Panduan pendapatan operasional Toyota FY2027 sebesar ¥3T (vs. konsensus ¥4,6T, ¥3,8T sebelumnya) menyertakan pukulan konflik Iran ¥670 miliar dari lonjakan aluminium/resin/pengiriman, memicu penurunan saham 3,5%, tetapi pendapatan rekor ¥50,7T dan penjualan hybrid pertama kali 5 juta+ menyoroti kekuatan inti di tengah bencana EV Honda. Kerugian operasional bersejarah Honda ¥400 miliar—pertama sejak 1957—berasal dari biaya EV ¥2,5T (2025-27), pembatalan peluncuran NA, penurunan nilai; namun sepeda motor Asia, yen lemah, dan pembalikan NA/China menargetkan laba FY26. Artikel terlalu melebih-lebihkan kepanikan perang/EV: hybrid Toyota menghindari lonjakan biaya baterai, pivot purna jual menambah stabilitas. Volatilitas jangka pendek, tetapi de-eskalasi membuka peningkatan.
Jika perang Iran berlanjut hingga 2027, logistik yang tidak dapat diprediksi dapat membengkakkan pukulan ¥670 miliar Toyota jauh melampaui perkiraan, sementara mandat EV global mengikis keunggulan hybrid lebih cepat dari yang diantisipasi.

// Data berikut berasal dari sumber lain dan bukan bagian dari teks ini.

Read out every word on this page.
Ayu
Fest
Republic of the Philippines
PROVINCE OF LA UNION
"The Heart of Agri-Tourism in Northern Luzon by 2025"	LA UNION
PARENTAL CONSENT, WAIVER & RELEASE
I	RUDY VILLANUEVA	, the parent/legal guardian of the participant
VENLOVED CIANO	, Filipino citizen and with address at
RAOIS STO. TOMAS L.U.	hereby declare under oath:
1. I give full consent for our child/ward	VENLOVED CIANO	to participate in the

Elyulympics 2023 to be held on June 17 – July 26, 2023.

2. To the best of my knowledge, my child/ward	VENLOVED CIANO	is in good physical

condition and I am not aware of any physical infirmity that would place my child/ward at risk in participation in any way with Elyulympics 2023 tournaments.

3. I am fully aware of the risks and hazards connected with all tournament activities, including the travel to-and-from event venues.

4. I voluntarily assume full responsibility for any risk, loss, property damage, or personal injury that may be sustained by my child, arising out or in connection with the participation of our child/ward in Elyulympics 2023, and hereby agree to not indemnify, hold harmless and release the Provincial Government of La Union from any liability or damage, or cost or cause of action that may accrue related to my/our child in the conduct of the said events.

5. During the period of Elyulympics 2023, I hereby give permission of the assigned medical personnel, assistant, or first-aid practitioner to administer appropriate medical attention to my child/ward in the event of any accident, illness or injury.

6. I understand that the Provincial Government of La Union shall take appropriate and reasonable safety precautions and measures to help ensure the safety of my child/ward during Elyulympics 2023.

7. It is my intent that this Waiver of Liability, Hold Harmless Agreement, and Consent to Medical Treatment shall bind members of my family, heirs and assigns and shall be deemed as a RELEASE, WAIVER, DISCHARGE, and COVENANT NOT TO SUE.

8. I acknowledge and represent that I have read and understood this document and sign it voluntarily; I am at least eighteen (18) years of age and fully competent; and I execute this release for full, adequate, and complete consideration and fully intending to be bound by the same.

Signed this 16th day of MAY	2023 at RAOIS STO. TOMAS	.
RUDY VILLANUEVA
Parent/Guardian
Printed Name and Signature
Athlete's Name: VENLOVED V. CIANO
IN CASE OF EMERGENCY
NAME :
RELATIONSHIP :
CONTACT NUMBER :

"Honda menghadapi restrukturisasi EV multi-tahun tanpa jalur yang jelas menuju pemulihan margin, sementara rasa sakit jangka pendek Toyota bergantung pada geopolitik dan strategi hybrid/layanannya menawarkan potensi kenaikan yang nyata—menjadikan Honda risiko luar, bukan sektor."
Artikel tersebut mencampuradukkan dua krisis terpisah—logistik konflik Iran dan kegagalan eksekusi EV Honda—seolah-olah bobotnya sama. Pukulan ¥670 miliar Toyota memang nyata tetapi mewakili ~18% dari laba tahun sebelumnya ¥3,8T; dapat dikelola jika risiko geopolitik surut. Kerugian ¥400 miliar Honda bersifat struktural: ini bukan gesekan rantai pasokan, ini adalah taruhan EV yang gagal dengan biaya masa depan ¥2,5T yang dibebankan hingga 2027. Dominasi hybrid Toyota (5 juta+ unit) dan pivot purna jual menunjukkan penetapan harga dan jalur pemulihan margin yang diabaikan artikel. Penurunan laba triwulanan sebesar 49% terdengar katastropik sampai Anda mencatat bahwa itu dinilai terhadap pendapatan rekor ¥50,7T—kompresi margin, bukan keruntuhan. Kekuatan sepeda motor Honda di Asia adalah titik terang yang terkubur di berita utama.
Kedua produsen mobil dapat menghadapi penghancuran permintaan struktural jika eskalasi geopolitik berlanjut melewati 2026, dan ketidakjelasan artikel tentang durasi 'perang Iran' berarti kita memperhitungkan resolusi terbaik; konflik yang meluas dapat mengubah panduan konservatif Toyota menjadi optimisme. Pivot EV Honda mungkin tidak dapat diubah—2,5 triliun yen dalam biaya yang sudah dikeluarkan tidak menjamin profitabilitas di masa depan.
"Tekanan pendapatan jangka pendek kemungkinan bersifat sementara; margin dapat pulih jika rantai pasokan normal, biaya EV dibebankan di muka, dan pendapatan hybrid/layanan mengimbangi biaya."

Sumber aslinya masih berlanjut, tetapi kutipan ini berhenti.